Mike Ryan, an employee in the produce department at an Albertsons grocery store in the Rancho Bernardo community in San Diego, said he is anticipating pushback from shoppers in his store.

“It’s difficult to walk up and to approach customers … and push the mandate on them,” he said. “It’s kind of threatening on their side. But it’s also a safety precaution for us as employees.”

The United Food and Commercial Workers, the union for 1.3 million food and retail workers, is contending the CDC’s latest guidance isn’t enough.

“A national mask mandate is the only way we can finally take control of this virus and every retail CEO in the country must recognize that now is the time for all of us to mask up so we can keep our economy open and communities safe,” UFCW International President Marc Perrone said.

“With Covid cases continuing to surge, essential workers have been forced to play vaccination police,” Perrone added.
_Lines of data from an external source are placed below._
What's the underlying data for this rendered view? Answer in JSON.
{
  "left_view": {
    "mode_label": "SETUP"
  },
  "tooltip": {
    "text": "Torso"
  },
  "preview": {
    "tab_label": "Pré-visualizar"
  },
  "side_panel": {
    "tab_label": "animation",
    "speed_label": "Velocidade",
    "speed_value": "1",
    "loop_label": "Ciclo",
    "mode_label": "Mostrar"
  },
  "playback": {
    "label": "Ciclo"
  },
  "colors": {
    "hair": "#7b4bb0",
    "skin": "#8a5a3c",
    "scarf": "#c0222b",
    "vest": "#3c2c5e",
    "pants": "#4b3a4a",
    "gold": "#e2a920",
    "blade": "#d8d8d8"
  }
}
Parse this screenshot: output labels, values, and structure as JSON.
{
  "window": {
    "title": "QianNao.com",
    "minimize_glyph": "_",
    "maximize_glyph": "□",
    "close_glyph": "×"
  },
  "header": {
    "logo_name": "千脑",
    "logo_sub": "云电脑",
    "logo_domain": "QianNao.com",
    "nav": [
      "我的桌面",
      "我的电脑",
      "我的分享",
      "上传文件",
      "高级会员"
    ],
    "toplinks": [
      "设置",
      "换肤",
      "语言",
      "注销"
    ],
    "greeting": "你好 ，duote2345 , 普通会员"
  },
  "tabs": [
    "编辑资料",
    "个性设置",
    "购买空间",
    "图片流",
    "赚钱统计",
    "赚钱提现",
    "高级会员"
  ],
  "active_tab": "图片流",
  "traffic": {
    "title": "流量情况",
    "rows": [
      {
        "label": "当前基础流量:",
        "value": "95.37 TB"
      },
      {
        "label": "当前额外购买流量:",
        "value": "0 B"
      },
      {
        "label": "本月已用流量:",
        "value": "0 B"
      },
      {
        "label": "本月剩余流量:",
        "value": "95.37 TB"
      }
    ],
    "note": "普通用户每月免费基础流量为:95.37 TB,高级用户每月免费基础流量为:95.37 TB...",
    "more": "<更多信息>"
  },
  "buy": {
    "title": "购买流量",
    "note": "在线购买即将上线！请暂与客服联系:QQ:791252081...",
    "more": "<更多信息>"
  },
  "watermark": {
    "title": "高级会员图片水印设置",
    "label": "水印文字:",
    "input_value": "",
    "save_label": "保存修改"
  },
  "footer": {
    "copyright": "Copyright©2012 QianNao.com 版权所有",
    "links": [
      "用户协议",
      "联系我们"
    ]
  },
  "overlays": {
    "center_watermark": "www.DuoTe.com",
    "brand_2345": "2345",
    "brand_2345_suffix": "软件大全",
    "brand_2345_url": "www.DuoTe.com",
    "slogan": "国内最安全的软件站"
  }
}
Last year, when major corporations such as Costco and Kroger put mask mandates in place, customers didn’t always follow the rules. Store workers were often the ones left with the burden of cracking down on unmasked visitors. This time around, that task could be even harder. Especially for fully vaccinated individuals who might feel as if they don’t need to don a mask again.

“By having all this flip-flopping, you’re creating controversy around the subject, and it opens retailers up to criticism,” said Stacey Widlitz, president of SW Retail Advisors. “People get frustrated, and consumers are going to have to wrap their head around it.”